Dua Anggota TNI Jadi Saksi Penting
Proses penyidikan kasus ini turut melibatkan pemeriksaan terhadap sejumlah saksi yang mengetahui peristiwa nahas tersebut. Dua di antaranya merupakan anggota TNI yang berada di sekitar lokasi ketika kecelakaan terjadi. Keterangan yang diberikan kedua prajurit itu dinilai memiliki nilai penting dalam menguatkan konstruksi hukum yang dibangun penyidik.
Selain kesaksian dua anggota TNI, polisi juga mendalami berbagai bukti pendukung lain. Mulai dari rekaman kamera pengawas di sekitar tempat kejadian, kondisi kendaraan yang diduga digunakan pelaku, hingga hasil pemeriksaan terhadap tersangka sendiri. Seluruh bahan tersebut dirangkai untuk memastikan penetapan tersangka dilakukan secara sah dan berdasarkan bukti yang kuat.
Pelaku Mengemudi di Bawah Pengaruh Alkohol
Berdasarkan hasil pemeriksaan, tersangka A diketahui mengonsumsi minuman keras sebelum mengendarai kendaraannya. Dalam kondisi mabuk, kemampuan mengemudi seseorang akan menurun drastis karena konsentrasi, refleks, dan daya penilaian terganggu. Faktor inilah yang diyakini membuat pelaku gagal mengendalikan laju kendaraannya sehingga terjadilah kecelakaan fatal tersebut.
Yang memberatkan, usai menabrak korban, pelaku tidak berhenti untuk memberikan pertolongan sebagaimana kewajiban setiap pengemudi yang terlibat kecelakaan. Ia justru memilih kabur meninggalkan lokasi. Perbuatan melarikan diri ini membuat peristiwa tersebut masuk kategori tabrak lari dan menjadi poin yang memperberat posisi hukum tersangka di mata penyidik.
Korban, Aiptu Asep Suhara, merupakan anggota kepolisian yang dikenal baik oleh rekan-rekannya. Kepergiannya akibat peristiwa ini meninggalkan duka mendalam, tidak hanya bagi keluarga, tetapi juga bagi kesatuan tempatnya mengabdi. Rekan-rekan korban berharap proses hukum berjalan adil dan pelaku mendapatkan hukuman yang setimpal.
Ancaman Pidana Berlapis Menanti Tersangka
Dari sisi hukum, perbuatan tersangka berpotensi dijerat dengan ketentuan pidana yang serius. Undang-Undang Nomor 22 Tahun 2009 tentang Lalu Lintas dan Angkutan Jalan mengatur sanksi tegas bagi pengemudi yang karena kelalaiannya menyebabkan kecelakaan hingga mengakibatkan korban meninggal dunia. Ancaman hukumannya mencapai enam tahun penjara disertai denda yang tidak sedikit.
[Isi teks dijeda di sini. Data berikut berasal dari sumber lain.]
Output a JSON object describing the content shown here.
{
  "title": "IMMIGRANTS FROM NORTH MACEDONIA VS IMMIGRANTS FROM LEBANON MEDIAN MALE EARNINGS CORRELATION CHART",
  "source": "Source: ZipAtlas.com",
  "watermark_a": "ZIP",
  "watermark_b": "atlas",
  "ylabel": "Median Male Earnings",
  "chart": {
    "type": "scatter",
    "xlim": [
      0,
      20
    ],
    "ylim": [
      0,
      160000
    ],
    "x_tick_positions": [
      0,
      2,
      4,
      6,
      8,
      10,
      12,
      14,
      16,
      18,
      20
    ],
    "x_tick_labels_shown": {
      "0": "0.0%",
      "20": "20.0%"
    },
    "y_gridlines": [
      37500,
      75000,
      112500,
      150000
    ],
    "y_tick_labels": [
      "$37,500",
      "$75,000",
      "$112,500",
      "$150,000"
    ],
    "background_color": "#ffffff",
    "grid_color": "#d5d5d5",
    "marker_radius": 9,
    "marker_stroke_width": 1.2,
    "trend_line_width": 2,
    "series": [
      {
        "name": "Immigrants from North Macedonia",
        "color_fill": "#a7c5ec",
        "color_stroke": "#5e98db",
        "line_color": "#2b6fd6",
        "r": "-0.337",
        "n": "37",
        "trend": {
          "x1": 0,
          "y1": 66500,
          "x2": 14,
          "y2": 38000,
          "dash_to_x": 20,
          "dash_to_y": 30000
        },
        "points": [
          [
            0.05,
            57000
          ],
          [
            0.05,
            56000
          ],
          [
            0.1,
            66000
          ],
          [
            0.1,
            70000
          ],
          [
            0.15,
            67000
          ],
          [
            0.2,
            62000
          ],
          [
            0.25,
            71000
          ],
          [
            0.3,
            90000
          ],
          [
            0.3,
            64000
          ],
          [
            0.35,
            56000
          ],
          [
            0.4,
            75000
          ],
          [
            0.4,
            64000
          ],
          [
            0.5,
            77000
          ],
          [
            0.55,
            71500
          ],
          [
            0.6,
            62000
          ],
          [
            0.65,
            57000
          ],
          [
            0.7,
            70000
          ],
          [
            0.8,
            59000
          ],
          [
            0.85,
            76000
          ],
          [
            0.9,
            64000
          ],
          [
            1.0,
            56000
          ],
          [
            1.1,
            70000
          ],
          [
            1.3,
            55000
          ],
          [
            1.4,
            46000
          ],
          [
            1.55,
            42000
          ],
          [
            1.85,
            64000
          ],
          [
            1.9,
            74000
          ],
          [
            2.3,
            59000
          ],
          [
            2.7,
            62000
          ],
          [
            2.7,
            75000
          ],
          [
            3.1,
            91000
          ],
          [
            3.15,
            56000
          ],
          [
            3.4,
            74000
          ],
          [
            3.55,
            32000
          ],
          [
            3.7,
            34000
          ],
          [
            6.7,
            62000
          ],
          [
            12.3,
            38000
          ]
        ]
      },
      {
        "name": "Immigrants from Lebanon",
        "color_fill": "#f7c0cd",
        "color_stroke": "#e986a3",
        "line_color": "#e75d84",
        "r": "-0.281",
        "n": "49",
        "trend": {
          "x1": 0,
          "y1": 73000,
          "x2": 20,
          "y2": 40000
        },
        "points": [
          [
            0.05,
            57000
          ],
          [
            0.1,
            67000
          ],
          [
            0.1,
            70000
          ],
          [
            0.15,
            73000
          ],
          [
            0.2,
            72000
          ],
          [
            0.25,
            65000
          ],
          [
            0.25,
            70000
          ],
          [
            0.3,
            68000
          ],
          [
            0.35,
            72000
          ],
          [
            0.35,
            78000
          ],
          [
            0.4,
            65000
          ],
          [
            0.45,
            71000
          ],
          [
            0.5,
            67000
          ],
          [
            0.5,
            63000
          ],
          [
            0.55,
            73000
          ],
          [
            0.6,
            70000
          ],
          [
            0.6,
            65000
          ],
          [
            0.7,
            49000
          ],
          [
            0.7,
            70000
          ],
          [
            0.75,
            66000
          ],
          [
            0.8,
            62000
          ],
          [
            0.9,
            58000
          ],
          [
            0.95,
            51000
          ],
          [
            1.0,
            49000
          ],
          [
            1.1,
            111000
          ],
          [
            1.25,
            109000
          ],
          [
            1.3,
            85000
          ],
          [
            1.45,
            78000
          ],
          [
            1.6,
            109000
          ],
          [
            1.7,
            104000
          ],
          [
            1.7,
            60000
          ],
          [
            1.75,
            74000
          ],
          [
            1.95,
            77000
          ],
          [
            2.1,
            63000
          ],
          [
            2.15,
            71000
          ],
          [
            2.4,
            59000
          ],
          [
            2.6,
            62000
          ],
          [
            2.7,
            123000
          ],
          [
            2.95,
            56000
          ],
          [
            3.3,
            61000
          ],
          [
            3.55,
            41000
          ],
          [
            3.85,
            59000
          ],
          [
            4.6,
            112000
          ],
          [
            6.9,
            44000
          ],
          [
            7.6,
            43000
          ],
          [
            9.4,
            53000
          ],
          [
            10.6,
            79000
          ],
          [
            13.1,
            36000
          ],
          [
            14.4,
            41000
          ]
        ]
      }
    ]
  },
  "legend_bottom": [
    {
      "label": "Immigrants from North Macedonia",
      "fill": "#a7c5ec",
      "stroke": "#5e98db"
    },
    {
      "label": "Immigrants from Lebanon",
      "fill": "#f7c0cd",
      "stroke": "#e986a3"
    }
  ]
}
Perkara menjadi lebih berat karena tersangka kabur seusai kejadian. Ketentuan dalam undang-undang yang sama juga memberikan sanksi khusus bagi pelaku tabrak lari. Ditambah lagi dengan fakta mengemudi dalam keadaan mabuk, posisi tersangka semakin terjepit. Kombinasi seluruh unsur tersebut membuat ancaman pidana yang dihadapi A tidak bisa dipandang ringan.
Kepolisian menegaskan komitmennya untuk menuntaskan perkara ini secara transparan dan profesional. Tersangka kini menjalani penahanan guna pemeriksaan lebih lanjut. Berkas perkara akan segera dilengkapi sebelum dilimpahkan ke kejaksaan agar proses hukum dapat berlanjut ke meja persidangan.
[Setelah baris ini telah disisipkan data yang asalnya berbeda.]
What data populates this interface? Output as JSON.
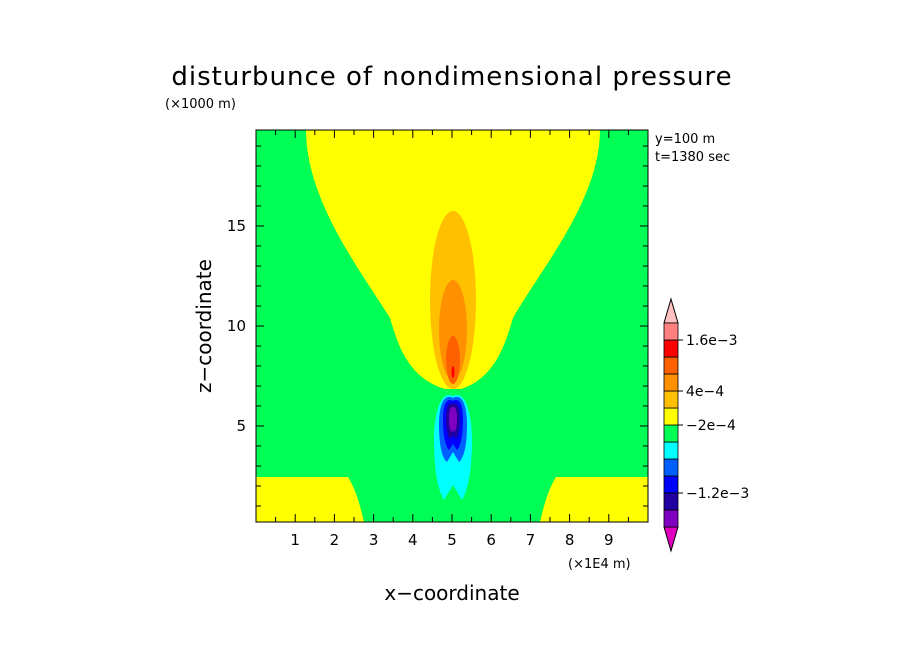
{
  "chart_data": {
    "type": "contour",
    "title": "disturbunce of nondimensional pressure",
    "xlabel": "x−coordinate",
    "ylabel": "z−coordinate",
    "x_unit": "(×1E4 m)",
    "y_unit": "(×1000 m)",
    "info": [
      "y=100 m",
      "t=1380 sec"
    ],
    "xlim": [
      0,
      10
    ],
    "ylim": [
      0.2,
      19.8
    ],
    "x_ticks": [
      "1",
      "2",
      "3",
      "4",
      "5",
      "6",
      "7",
      "8",
      "9"
    ],
    "y_ticks": [
      "5",
      "10",
      "15"
    ],
    "background_level_color": "#00ff55",
    "colorbar": {
      "colors": [
        "#e000c0",
        "#8000c0",
        "#2000a0",
        "#0000ff",
        "#0060ff",
        "#00ffff",
        "#00ff55",
        "#ffff00",
        "#ffc000",
        "#ff9000",
        "#ff6000",
        "#ff0000",
        "#ff8080",
        "#ffc0c0"
      ],
      "labels": [
        {
          "text": "−1.2e−3",
          "between": 2
        },
        {
          "text": "−2e−4",
          "between": 6
        },
        {
          "text": "4e−4",
          "between": 8
        },
        {
          "text": "1.6e−3",
          "between": 11
        }
      ]
    }
  }
}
Pelajaran Berharga bagi Pengguna Jalan
Kasus ini kembali menjadi pengingat keras mengenai bahaya mengemudi di bawah pengaruh alkohol. Data kecelakaan lalu lintas selama ini menunjukkan bahwa konsumsi minuman keras sebelum berkendara kerap berujung pada peristiwa fatal. Tidak hanya membahayakan diri sendiri, pengemudi mabuk juga mengancam nyawa orang lain yang berada di jalan.
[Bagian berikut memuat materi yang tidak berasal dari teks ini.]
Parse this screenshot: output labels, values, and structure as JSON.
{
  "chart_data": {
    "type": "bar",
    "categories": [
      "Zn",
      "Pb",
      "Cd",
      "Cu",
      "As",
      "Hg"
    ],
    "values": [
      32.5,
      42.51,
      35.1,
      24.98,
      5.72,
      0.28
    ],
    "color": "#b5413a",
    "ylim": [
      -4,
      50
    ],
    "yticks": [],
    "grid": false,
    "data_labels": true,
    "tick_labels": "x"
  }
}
Kepolisian mengimbau masyarakat untuk tidak pernah mengendarai kendaraan setelah mengonsumsi minuman beralkohol. Bila terlanjur minum, gunakan jasa transportasi umum, ojek daring, atau minta diantar orang yang dalam kondisi sadar penuh. Satu keputusan bijak sebelum memegang kemudi dapat menyelamatkan banyak nyawa, termasuk mencegah tragedi seperti yang menimpa Aiptu Asep Suhara terulang kembali.